Satnews Daily
December 31st, -0001

MESSENGER Finds More Mercurian Landmass


A NASA spacecraft gliding over the battered surface of Mercury for the second time this year has revealed more previously unseen real estate on the innermost planet. The probe also has produced several science firsts and is returning hundreds of new photos and measurements of the planet's surface, atmosphere, and magnetic field.

MESSENGER reveals more territory on Mercury The MErcury Surface, Space ENvironment, GEochemistry, and Ranging, or MESSENGER, spacecraft flew by Mercury shortly after 4:40 a.m. EDT, on Oct. 6th. The craft completed a critical gravity assist to keep it on course to orbit Mercury in 2011 and unveiled 30 percent of Mercury's surface never before seen by a spacecraft. The spacecraft's science instruments operated throughout the flyby. Cameras snapped more than 1,200 pictures of the surface, while topography beneath the spacecraft was profiled with a laser altimeter. The comparison of magnetosphere observations from the spacecraft's first flyby in January with data from the probe's second pass has provided key new insight into the nature of Mercury's internal magnetic field and revealed new features of its magnetosphere. The magnetosphere is the volume surrounding Mercury that is controlled by the planet's magnetic field. The probe's Mercury Laser Altimeter, or MLA, measured the planet's topography, allowing scientists, for the first time, to correlate high-resolution topography measurements with high-resolution images.

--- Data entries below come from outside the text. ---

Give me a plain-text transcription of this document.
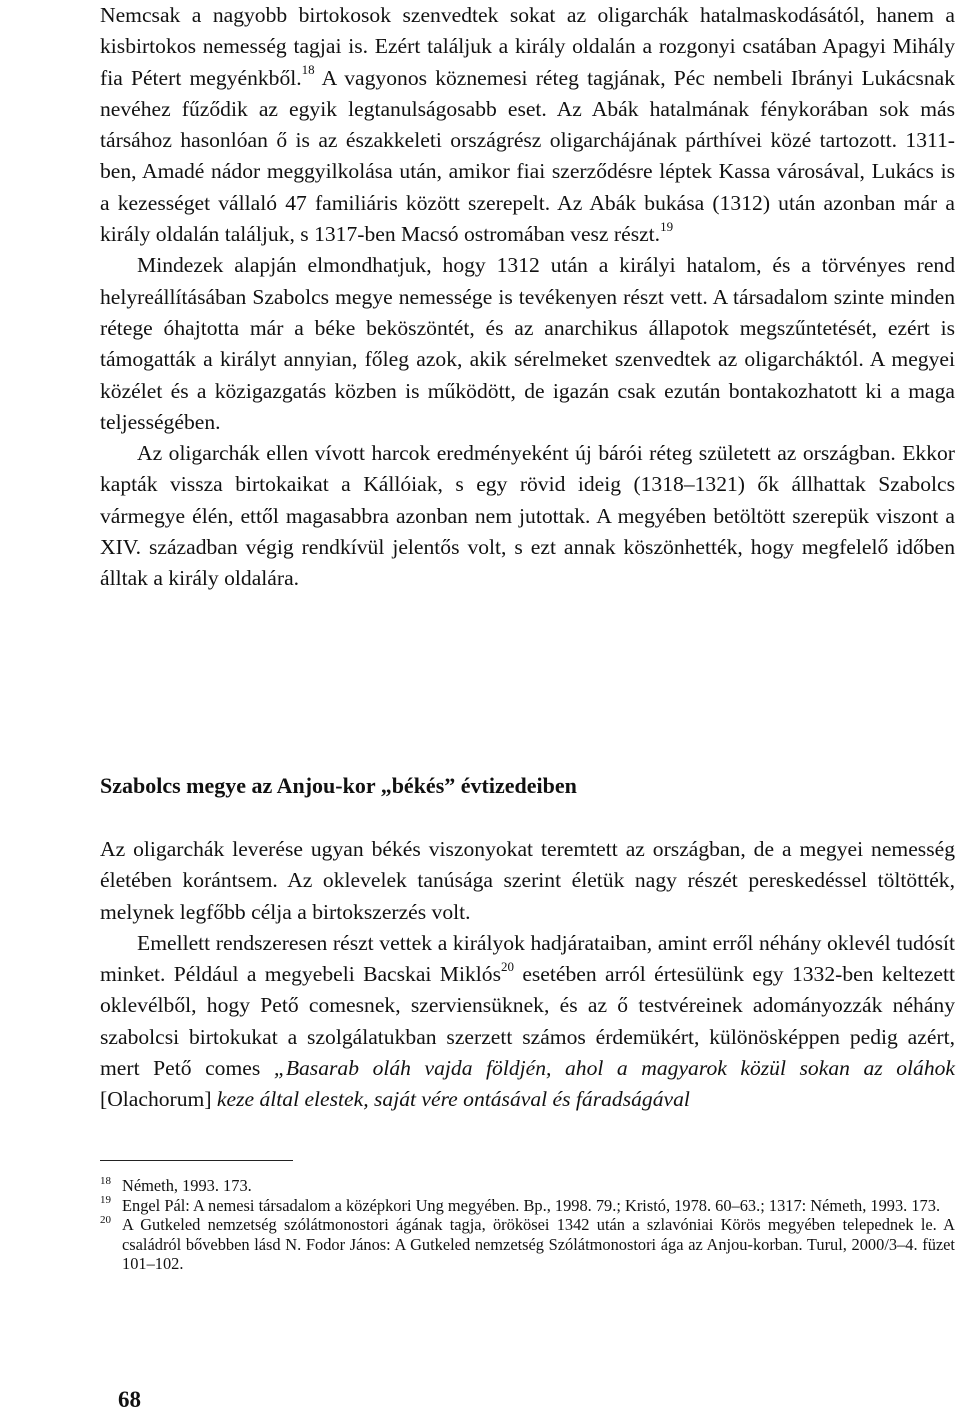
Nemcsak a nagyobb birtokosok szenvedtek sokat az oligarchák hatalmaskodásától, hanem a kisbirtokos nemesség tagjai is. Ezért találjuk a király oldalán a rozgonyi csatában Apagyi Mihály fia Pétert megyénkből.$^{18}$ A vagyonos köznemesi réteg tagjának, Péc nembeli Ibrányi Lukácsnak nevéhez fűződik az egyik legtanulságosabb eset. Az Abák hatalmának fénykorában sok más társához hasonlóan ő is az északkeleti országrész oligarchájának párthívei közé tartozott. 1311-ben, Amadé nádor meggyilkolása után, amikor fiai szerződésre léptek Kassa városával, Lukács is a kezességet vállaló 47 familiáris között szerepelt. Az Abák bukása (1312) után azonban már a király oldalán találjuk, s 1317-ben Macsó ostromában vesz részt.$^{19}$

Mindezek alapján elmondhatjuk, hogy 1312 után a királyi hatalom, és a törvényes rend helyreállításában Szabolcs megye nemessége is tevékenyen részt vett. A társadalom szinte minden rétege óhajtotta már a béke beköszöntét, és az anarchikus állapotok megszűntetését, ezért is támogatták a királyt annyian, főleg azok, akik sérelmeket szenvedtek az oligarcháktól. A megyei közélet és a közigazgatás közben is működött, de igazán csak ezután bontakozhatott ki a maga teljességében.

Az oligarchák ellen vívott harcok eredményeként új bárói réteg született az országban. Ekkor kapták vissza birtokaikat a Kállóiak, s egy rövid ideig (1318–1321) ők állhattak Szabolcs vármegye élén, ettől magasabbra azonban nem jutottak. A megyében betöltött szerepük viszont a XIV. században végig rendkívül jelentős volt, s ezt annak köszönhették, hogy megfelelő időben álltak a király oldalára.

Szabolcs megye az Anjou-kor „békés” évtizedeiben

Az oligarchák leverése ugyan békés viszonyokat teremtett az országban, de a megyei nemesség életében korántsem. Az oklevelek tanúsága szerint életük nagy részét pereskedéssel töltötték, melynek legfőbb célja a birtokszerzés volt.

Emellett rendszeresen részt vettek a királyok hadjárataiban, amint erről néhány oklevél tudósít minket. Például a megyebeli Bacskai Miklós$^{20}$ esetében arról értesülünk egy 1332-ben keltezett oklevélből, hogy Pető comesnek, szerviensüknek, és az ő testvéreinek adományozzák néhány szabolcsi birtokukat a szolgálatukban szerzett számos érdemükért, különösképpen pedig azért, mert Pető comes „Basarab oláh vajda földjén, ahol a magyarok közül sokan az oláhok [Olachorum] keze által elestek, saját vére ontásával és fáradságával

$^{18}$ Németh, 1993. 173.

$^{19}$ Engel Pál: A nemesi társadalom a középkori Ung megyében. Bp., 1998. 79.; Kristó, 1978. 60–63.; 1317: Németh, 1993. 173.

$^{20}$ A Gutkeled nemzetség szólátmonostori ágának tagja, örökösei 1342 után a szlavóniai Körös megyében telepednek le. A családról bővebben lásd N. Fodor János: A Gutkeled nemzetség Szólátmonostori ága az Anjou-korban. Turul, 2000/3–4. füzet 101–102.

68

MESSENGER spacecraft The Mercury Atmospheric and Surface Composition Spectrometer observed Mercury's thin atmosphere, known as an exosphere. The instrument searched for emissions from sodium, calcium, magnesium, and hydrogen atoms. Observations of magnesium are the first detection of this chemical in Mercury's exosphere. Preliminary analysis suggests that the spatial distributions of sodium, calcium, and magnesium are different. Simultaneous observations of these spatial distributions, also a first for the spacecraft, have opened an unprecedented window into the interaction of Mercury's surface and exosphere. Spacecraft images also are revealing for the first time vast geologic differences on the surface.